Umweltschutz und Nachhaltigkeit genießen insgesamt in den USA inzwischen hohe Priorität. So hat Michael Bloomberg 2007, damals Bürgermeister von New York, den Masterplan PlaNYC initiiert. Der Plan enthält Maßnahmen, um den Klimawandel zu bekämpfen, und brachte mehr als 25 verschiedene Behörden zusammen, um an der Vision einer grüneren Stadt New York zu arbeiten.
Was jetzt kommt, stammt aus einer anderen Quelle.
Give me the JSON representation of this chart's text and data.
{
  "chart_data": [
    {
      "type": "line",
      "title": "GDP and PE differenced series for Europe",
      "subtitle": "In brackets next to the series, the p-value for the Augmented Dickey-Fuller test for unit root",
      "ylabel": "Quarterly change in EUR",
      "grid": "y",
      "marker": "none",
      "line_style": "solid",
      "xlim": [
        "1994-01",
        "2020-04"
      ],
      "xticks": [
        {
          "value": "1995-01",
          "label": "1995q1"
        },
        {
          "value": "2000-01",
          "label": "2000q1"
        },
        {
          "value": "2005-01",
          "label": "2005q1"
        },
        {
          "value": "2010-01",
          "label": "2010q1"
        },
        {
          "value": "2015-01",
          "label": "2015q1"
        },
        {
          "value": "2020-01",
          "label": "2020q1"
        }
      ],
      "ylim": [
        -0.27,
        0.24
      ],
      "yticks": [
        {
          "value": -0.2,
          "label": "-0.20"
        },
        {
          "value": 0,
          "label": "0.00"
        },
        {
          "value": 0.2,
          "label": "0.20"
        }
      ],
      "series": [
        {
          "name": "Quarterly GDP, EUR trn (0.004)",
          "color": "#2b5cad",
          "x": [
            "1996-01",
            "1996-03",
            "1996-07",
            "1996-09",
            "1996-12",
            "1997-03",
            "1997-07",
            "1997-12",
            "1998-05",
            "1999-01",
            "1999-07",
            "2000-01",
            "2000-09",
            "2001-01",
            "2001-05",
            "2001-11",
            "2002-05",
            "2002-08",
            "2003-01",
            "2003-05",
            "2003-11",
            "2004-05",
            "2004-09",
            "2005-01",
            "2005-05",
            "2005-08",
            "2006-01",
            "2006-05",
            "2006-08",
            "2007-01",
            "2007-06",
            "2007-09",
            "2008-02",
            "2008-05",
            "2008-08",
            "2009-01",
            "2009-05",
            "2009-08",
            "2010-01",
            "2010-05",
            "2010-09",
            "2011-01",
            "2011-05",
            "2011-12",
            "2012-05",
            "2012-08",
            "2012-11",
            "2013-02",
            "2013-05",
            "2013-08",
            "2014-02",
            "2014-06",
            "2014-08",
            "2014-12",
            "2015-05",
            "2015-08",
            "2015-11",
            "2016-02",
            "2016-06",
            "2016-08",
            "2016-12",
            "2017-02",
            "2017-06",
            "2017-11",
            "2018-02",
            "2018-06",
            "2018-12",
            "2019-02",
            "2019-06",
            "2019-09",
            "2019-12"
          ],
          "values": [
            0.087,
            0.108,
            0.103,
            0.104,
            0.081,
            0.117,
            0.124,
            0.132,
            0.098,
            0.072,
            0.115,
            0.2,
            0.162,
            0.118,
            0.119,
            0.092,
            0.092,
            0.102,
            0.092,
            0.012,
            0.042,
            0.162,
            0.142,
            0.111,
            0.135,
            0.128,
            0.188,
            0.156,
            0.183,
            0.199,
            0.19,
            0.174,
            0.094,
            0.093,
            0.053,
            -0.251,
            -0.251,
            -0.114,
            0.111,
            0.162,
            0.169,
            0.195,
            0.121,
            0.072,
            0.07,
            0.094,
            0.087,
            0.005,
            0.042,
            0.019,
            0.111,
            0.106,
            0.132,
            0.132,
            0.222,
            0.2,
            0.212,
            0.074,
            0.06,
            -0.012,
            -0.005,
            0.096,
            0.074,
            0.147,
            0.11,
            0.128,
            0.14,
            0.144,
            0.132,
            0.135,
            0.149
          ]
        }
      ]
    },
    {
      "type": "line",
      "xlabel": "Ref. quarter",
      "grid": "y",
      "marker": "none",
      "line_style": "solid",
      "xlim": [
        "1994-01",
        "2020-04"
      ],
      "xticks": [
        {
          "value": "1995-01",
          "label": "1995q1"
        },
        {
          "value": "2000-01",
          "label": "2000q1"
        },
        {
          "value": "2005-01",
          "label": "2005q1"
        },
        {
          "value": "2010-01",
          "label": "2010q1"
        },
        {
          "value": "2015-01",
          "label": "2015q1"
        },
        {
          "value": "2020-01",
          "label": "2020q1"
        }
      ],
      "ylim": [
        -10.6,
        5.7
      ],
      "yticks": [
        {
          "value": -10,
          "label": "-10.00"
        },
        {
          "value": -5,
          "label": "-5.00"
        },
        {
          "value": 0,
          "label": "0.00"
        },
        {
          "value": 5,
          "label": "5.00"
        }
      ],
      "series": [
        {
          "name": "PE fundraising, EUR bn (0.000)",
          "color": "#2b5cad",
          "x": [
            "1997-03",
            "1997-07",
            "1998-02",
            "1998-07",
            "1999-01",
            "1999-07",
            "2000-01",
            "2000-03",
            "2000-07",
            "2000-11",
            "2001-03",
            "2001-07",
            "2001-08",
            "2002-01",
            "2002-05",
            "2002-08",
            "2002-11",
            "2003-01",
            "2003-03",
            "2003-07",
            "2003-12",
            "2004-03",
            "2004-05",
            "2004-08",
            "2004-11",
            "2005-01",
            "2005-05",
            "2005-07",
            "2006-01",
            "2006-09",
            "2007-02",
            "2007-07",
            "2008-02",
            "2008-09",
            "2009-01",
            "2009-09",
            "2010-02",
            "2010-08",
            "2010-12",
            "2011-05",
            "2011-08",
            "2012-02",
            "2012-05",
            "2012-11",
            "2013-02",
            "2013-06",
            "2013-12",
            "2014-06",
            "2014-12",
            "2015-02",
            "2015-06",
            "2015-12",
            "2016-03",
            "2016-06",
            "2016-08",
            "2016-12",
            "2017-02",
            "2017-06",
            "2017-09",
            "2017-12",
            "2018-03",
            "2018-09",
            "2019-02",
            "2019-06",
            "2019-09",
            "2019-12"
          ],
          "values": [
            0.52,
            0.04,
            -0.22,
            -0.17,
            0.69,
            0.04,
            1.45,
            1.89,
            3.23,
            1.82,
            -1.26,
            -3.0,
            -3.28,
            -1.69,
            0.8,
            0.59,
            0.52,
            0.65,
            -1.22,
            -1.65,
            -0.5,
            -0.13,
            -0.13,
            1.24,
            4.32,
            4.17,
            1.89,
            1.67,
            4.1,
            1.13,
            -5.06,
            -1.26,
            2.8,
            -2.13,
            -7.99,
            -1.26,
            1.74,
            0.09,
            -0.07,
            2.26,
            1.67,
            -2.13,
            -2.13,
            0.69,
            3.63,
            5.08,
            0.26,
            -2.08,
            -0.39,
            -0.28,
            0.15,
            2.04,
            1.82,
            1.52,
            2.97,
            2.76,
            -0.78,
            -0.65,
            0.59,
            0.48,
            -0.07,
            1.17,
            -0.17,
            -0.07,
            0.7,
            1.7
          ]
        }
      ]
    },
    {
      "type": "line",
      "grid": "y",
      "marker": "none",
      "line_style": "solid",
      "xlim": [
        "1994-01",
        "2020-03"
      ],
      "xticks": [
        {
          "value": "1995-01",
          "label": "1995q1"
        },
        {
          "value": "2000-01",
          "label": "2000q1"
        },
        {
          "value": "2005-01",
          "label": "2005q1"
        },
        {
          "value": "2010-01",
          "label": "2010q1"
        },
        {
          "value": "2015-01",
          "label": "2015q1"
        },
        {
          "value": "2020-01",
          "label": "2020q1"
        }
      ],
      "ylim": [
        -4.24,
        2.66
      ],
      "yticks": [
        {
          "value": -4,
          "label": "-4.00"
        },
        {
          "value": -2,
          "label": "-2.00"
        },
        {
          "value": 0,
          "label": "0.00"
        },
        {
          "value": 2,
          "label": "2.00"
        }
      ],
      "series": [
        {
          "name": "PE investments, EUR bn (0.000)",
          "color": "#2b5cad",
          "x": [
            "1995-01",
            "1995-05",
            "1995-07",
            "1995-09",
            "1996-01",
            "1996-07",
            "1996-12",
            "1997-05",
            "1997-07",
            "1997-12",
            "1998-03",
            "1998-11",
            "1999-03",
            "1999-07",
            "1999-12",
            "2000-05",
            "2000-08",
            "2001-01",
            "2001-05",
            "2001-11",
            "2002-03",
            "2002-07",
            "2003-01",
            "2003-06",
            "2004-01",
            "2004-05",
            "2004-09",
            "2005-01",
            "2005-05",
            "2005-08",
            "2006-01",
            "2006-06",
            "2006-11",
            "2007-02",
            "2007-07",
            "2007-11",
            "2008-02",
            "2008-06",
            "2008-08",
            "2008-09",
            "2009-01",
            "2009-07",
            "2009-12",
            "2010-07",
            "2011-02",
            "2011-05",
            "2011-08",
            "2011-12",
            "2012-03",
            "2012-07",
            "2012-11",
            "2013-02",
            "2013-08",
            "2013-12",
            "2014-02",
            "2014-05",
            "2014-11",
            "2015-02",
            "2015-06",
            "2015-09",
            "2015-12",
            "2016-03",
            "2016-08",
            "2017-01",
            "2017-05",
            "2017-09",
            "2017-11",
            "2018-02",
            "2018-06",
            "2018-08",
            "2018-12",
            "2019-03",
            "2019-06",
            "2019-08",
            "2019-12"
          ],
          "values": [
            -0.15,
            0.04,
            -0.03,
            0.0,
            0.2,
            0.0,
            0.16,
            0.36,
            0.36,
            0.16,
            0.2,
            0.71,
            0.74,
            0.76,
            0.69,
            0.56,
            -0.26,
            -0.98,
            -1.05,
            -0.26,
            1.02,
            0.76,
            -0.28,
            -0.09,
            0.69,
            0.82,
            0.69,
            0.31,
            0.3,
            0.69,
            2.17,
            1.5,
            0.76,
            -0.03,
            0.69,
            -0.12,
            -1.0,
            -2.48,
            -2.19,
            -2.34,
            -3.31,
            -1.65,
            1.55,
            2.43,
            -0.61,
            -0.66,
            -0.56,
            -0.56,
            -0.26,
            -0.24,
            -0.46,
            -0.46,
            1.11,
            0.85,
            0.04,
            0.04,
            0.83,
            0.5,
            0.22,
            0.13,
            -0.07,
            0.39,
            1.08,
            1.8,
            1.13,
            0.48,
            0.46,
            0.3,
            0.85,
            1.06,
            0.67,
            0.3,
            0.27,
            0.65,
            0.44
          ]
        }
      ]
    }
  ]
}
Dass Umweltschutz in den USA angekommen ist, zeigt sich auch in der Immobilienwirtschaft. Immer mehr Marktteilnehmer beachten Nachhaltigkeitskriterien nicht nur bei Neubauten. Auch bei Bestandsobjekten macht man sich zunehmend Gedanken, wie die Nachhaltigkeit verbessert werden kann. Oft ist das Erreichen entsprechender Nachhaltigkeitsziele im Bestand deutlich schwieriger als bei Neubauten, und dennoch werden diese Ziele erfreulich oft angestrebt und erreicht.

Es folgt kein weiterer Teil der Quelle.